Who gets paid most

February 9, 1996

Vice chancellors and medics may dominate the top end of the pay tables but the highest paid academic in Britain is a faculty member at London Business School, who pulled in between Pounds 150,000 and Pounds 160,000.

A THES survey of top salaries, based on information in 182 annual reports from higher education institutions, shows that at least 180 academics, including 45 heads of institution, were paid more than Pounds 100,000 in 1994/95. It was not possible to obtain information on top earners, other than vice chancellors, in Wales.

Fifty-three people, including vice chancellors, were on more than Pounds 110,000 per year. Highest paid of the heads of institutions were three London medical school deans, led by Cyril Chantler of the United Medical and Dental School with Pounds 139,000. But these figures also include NHS distinction payments (the main reason why medics top pay tables) and the salaries attached to university chairs.

The highest conventional salary for a head of institution went to Derek Roberts of University College London with Pounds 129,162 while Leslie Wagner of Leeds Metropolitan University was both the best paid vice chancellor outside London and the highest paid from a new university with Pounds 125,000. The lowest paid vice chancellor or principal was Eric Sunderland of Bangor on Pounds 60,759. Heads of new universities are generally better rewarded than their old university counterparts. In cities with both an old and a new university, Birmingham excepted, the new university paid better.
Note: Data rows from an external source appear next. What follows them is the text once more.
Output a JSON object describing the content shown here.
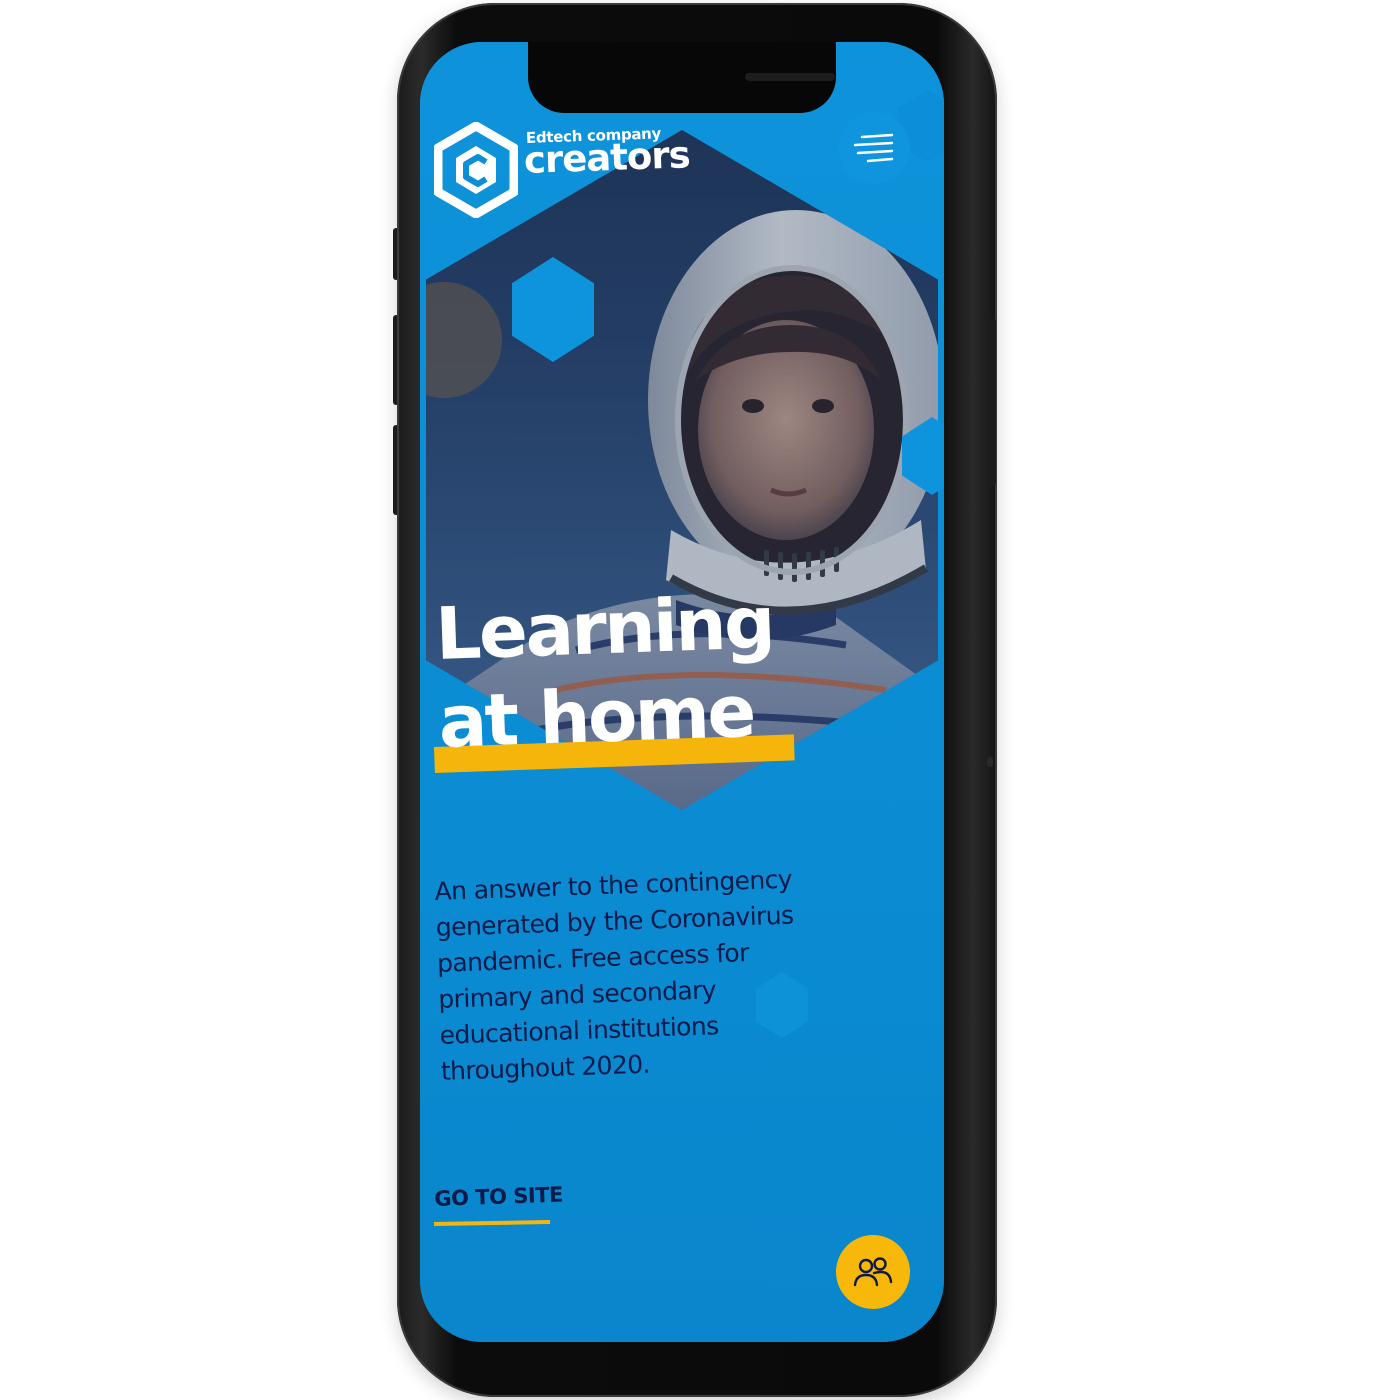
{
  "header": {
    "brand_tagline": "Edtech company",
    "brand_name": "creators",
    "logo_icon": "hexagon-c-logo-icon",
    "menu_icon": "hamburger-menu-icon"
  },
  "hero": {
    "headline_line1": "Learning",
    "headline_line2": "at home",
    "image_subject": "child-in-astronaut-helmet"
  },
  "body": {
    "lines": [
      "An answer to the contingency",
      "generated by the Coronavirus",
      "pandemic. Free access for",
      "primary and secondary",
      "educational institutions",
      "throughout 2020."
    ]
  },
  "cta": {
    "label": "GO TO SITE"
  },
  "fab": {
    "icon": "users-icon"
  },
  "colors": {
    "primary_blue": "#0d8fd6",
    "accent_yellow": "#f6b50b",
    "text_navy": "#0d1a4a",
    "text_white": "#ffffff",
    "phone_frame": "#0a0a0a"
  }
}
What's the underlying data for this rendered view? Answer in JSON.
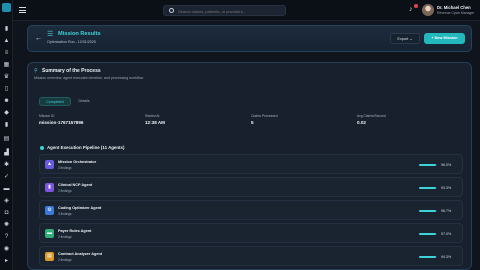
{
  "topbar": {
    "search_placeholder": "Search claims, patients, or providers...",
    "user_name": "Dr. Michael Chen",
    "user_role": "Revenue Cycle Manager"
  },
  "header": {
    "title": "Mission Results",
    "subtitle": "Optimization Run - 12/31/2025",
    "export_label": "Export",
    "new_mission_label": "+ New Mission"
  },
  "summary": {
    "title": "Summary of the Process",
    "subtitle": "Mission overview, agent execution timeline, and processing workflow",
    "tabs": [
      {
        "label": "Completed"
      },
      {
        "label": "Details"
      }
    ],
    "stats": [
      {
        "label": "Mission ID",
        "value": "mission-1767157896"
      },
      {
        "label": "Started At",
        "value": "12:38 AM"
      },
      {
        "label": "Claims Processed",
        "value": "5"
      },
      {
        "label": "Avg Claims/Second",
        "value": "0.02"
      }
    ]
  },
  "pipeline": {
    "title": "Agent Execution Pipeline (11 Agents)",
    "agents": [
      {
        "name": "Mission Orchestrator",
        "findings": "3 findings",
        "progress": 96.0,
        "progress_label": "96.0%",
        "color": "#6a5be0"
      },
      {
        "name": "Clinical NCP Agent",
        "findings": "2 findings",
        "progress": 93.3,
        "progress_label": "93.3%",
        "color": "#7f55e0"
      },
      {
        "name": "Coding Optimizer Agent",
        "findings": "3 findings",
        "progress": 96.7,
        "progress_label": "96.7%",
        "color": "#3d79d8"
      },
      {
        "name": "Payer Rules Agent",
        "findings": "2 findings",
        "progress": 97.0,
        "progress_label": "97.0%",
        "color": "#2fae7a"
      },
      {
        "name": "Contract Analyzer Agent",
        "findings": "2 findings",
        "progress": 94.3,
        "progress_label": "94.3%",
        "color": "#d99a2a"
      }
    ]
  }
}
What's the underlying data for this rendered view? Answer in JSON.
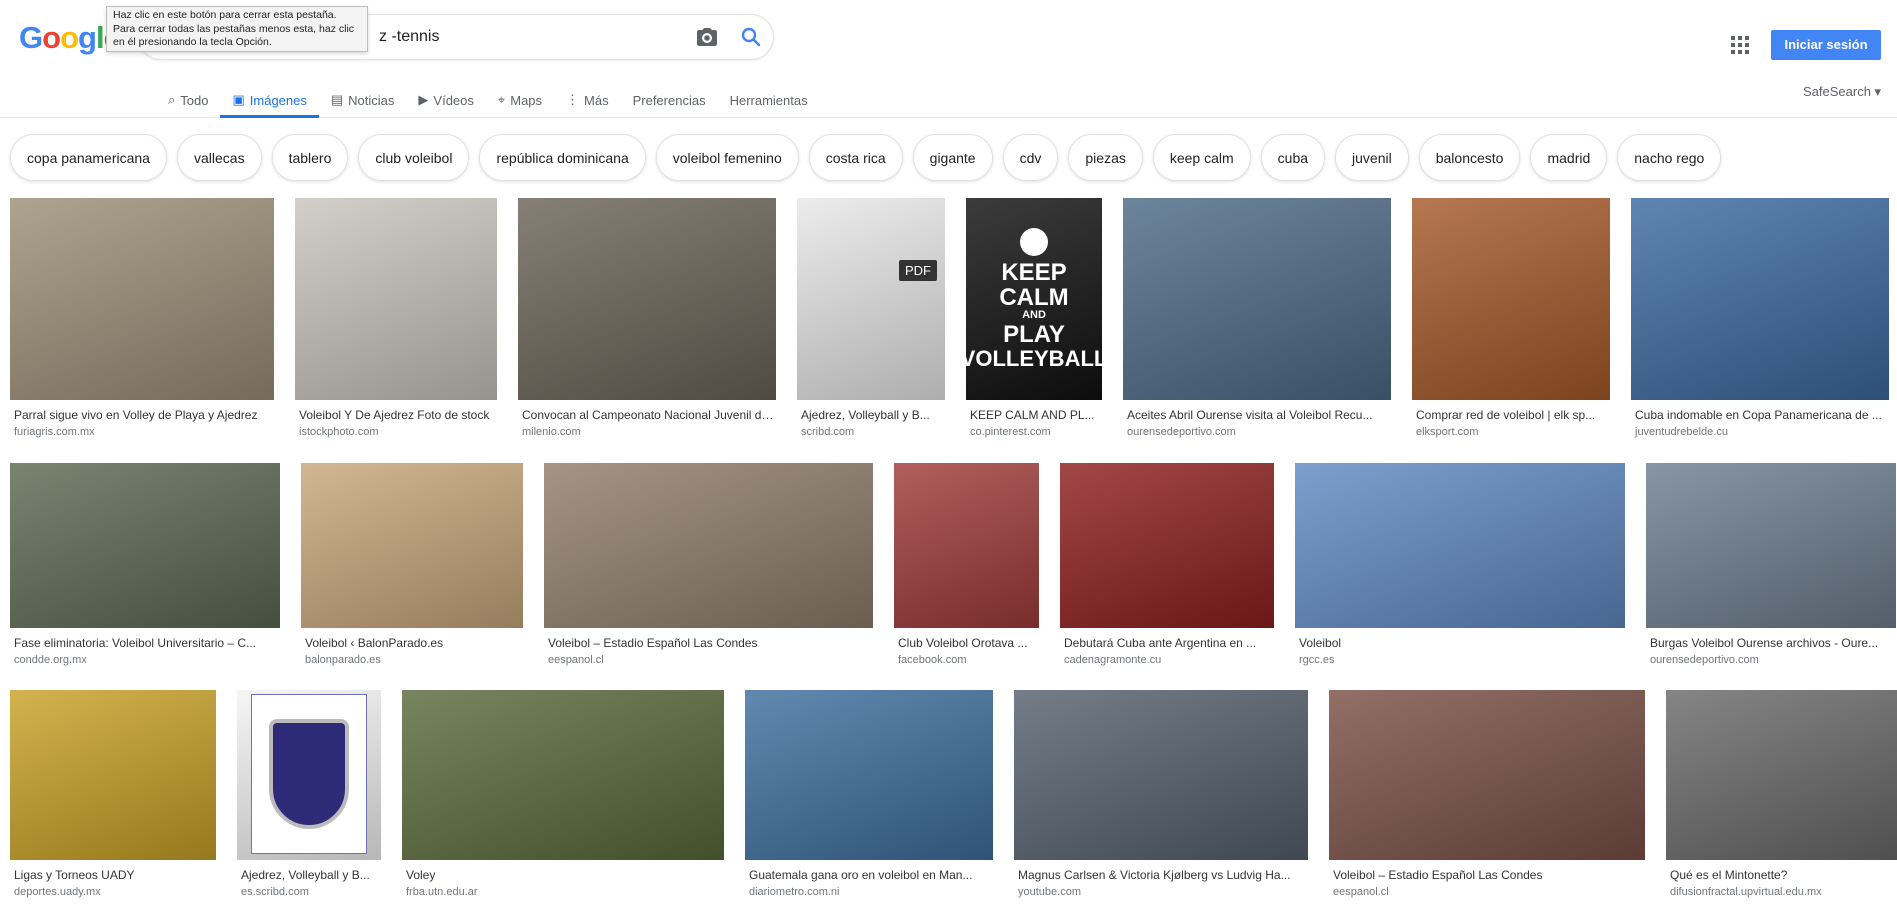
{
  "brand": {
    "logo_text": "Google",
    "colors": [
      "#4285f4",
      "#ea4335",
      "#fbbc05",
      "#4285f4",
      "#34a853",
      "#ea4335"
    ]
  },
  "search": {
    "query_text": "z -tennis",
    "camera_icon": "camera-icon",
    "search_icon": "search-icon"
  },
  "tooltip": {
    "text": "Haz clic en este botón para cerrar esta pestaña. Para cerrar todas las pestañas menos esta, haz clic en él presionando la tecla Opción."
  },
  "header": {
    "signin_label": "Iniciar sesión",
    "apps_icon": "apps-grid-icon"
  },
  "tabs": [
    {
      "label": "Todo",
      "icon": "search-icon",
      "active": false
    },
    {
      "label": "Imágenes",
      "icon": "image-icon",
      "active": true
    },
    {
      "label": "Noticias",
      "icon": "news-icon",
      "active": false
    },
    {
      "label": "Vídeos",
      "icon": "video-icon",
      "active": false
    },
    {
      "label": "Maps",
      "icon": "map-icon",
      "active": false
    },
    {
      "label": "Más",
      "icon": "more-vert-icon",
      "active": false
    },
    {
      "label": "Preferencias",
      "icon": "",
      "active": false
    },
    {
      "label": "Herramientas",
      "icon": "",
      "active": false
    }
  ],
  "safesearch": {
    "label": "SafeSearch ▾"
  },
  "chips": [
    "copa panamericana",
    "vallecas",
    "tablero",
    "club voleibol",
    "república dominicana",
    "voleibol femenino",
    "costa rica",
    "gigante",
    "cdv",
    "piezas",
    "keep calm",
    "cuba",
    "juvenil",
    "baloncesto",
    "madrid",
    "nacho rego"
  ],
  "results": [
    [
      {
        "title": "Parral sigue vivo en Volley de Playa y Ajedrez",
        "source": "furiagris.com.mx",
        "bg": "#9c8f78"
      },
      {
        "title": "Voleibol Y De Ajedrez Foto de stock",
        "source": "istockphoto.com",
        "bg": "#c9c4bd"
      },
      {
        "title": "Convocan al Campeonato Nacional Juvenil de ...",
        "source": "milenio.com",
        "bg": "#6b6458"
      },
      {
        "title": "Ajedrez, Volleyball y B...",
        "source": "scribd.com",
        "bg": "#e8e8e8",
        "badge": "PDF"
      },
      {
        "title": "KEEP CALM AND PL...",
        "source": "co.pinterest.com",
        "bg": "#111111",
        "keepcalm": [
          "KEEP",
          "CALM",
          "AND",
          "PLAY",
          "VOLLEYBALL"
        ]
      },
      {
        "title": "Aceites Abril Ourense visita al Voleibol Recu...",
        "source": "ourensedeportivo.com",
        "bg": "#4d6a86"
      },
      {
        "title": "Comprar red de voleibol | elk sp...",
        "source": "elksport.com",
        "bg": "#a55a2a"
      },
      {
        "title": "Cuba indomable en Copa Panamericana de ...",
        "source": "juventudrebelde.cu",
        "bg": "#3c6aa0"
      }
    ],
    [
      {
        "title": "Fase eliminatoria: Voleibol Universitario – C...",
        "source": "condde.org.mx",
        "bg": "#5b6a52"
      },
      {
        "title": "Voleibol ‹ BalonParado.es",
        "source": "balonparado.es",
        "bg": "#c9a77c"
      },
      {
        "title": "Voleibol – Estadio Español Las Condes",
        "source": "eespanol.cl",
        "bg": "#8f7d6c"
      },
      {
        "title": "Club Voleibol Orotava ...",
        "source": "facebook.com",
        "bg": "#a03b3b"
      },
      {
        "title": "Debutará Cuba ante Argentina en ...",
        "source": "cadenagramonte.cu",
        "bg": "#8e1f1f"
      },
      {
        "title": "Voleibol",
        "source": "rgcc.es",
        "bg": "#5f8ac2"
      },
      {
        "title": "Burgas Voleibol Ourense archivos - Oure...",
        "source": "ourensedeportivo.com",
        "bg": "#6e7f8f"
      }
    ],
    [
      {
        "title": "Ligas y Torneos UADY",
        "source": "deportes.uady.mx",
        "bg": "#c9a227"
      },
      {
        "title": "Ajedrez, Volleyball y B...",
        "source": "es.scribd.com",
        "bg": "#f4f4f4",
        "crest": true
      },
      {
        "title": "Voley",
        "source": "frba.utn.edu.ar",
        "bg": "#5a6a3a"
      },
      {
        "title": "Guatemala gana oro en voleibol en Man...",
        "source": "diariometro.com.ni",
        "bg": "#3f6f9f"
      },
      {
        "title": "Magnus Carlsen & Victoria Kjølberg vs Ludvig Ha...",
        "source": "youtube.com",
        "bg": "#55606e"
      },
      {
        "title": "Voleibol – Estadio Español Las Condes",
        "source": "eespanol.cl",
        "bg": "#7a5046"
      },
      {
        "title": "Qué es el Mintonette?",
        "source": "difusionfractal.upvirtual.edu.mx",
        "bg": "#6a6a6a"
      }
    ]
  ]
}
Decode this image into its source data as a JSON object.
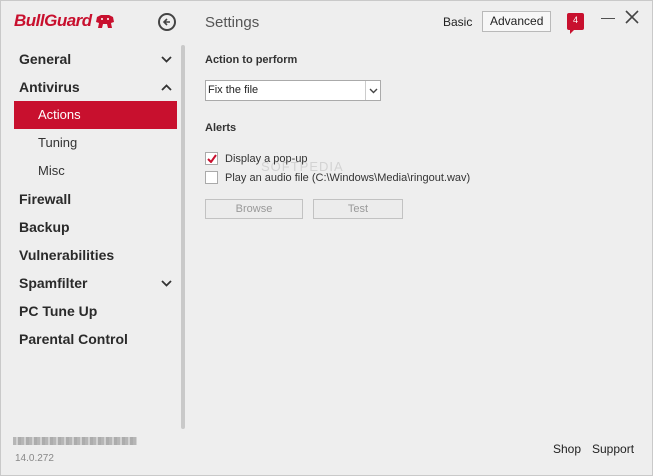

The main concentration of big salaries outside the medical schools is at London Business School, where 51 staff earn more than Pounds 50,000 and seven are on more than Pounds 100,000. Principal George Bain, said: "Six years ago we decided to opt out of national pay scales because we wanted to internationalise the school by attracting top-quality non-UK faculty. Then 20 per cent of faculty was non-UK, today 45 per cent is. We also wanted faculty to direct their main efforts at the school rather than outside consultancy, by limiting outside work to one day a week. That has worked well."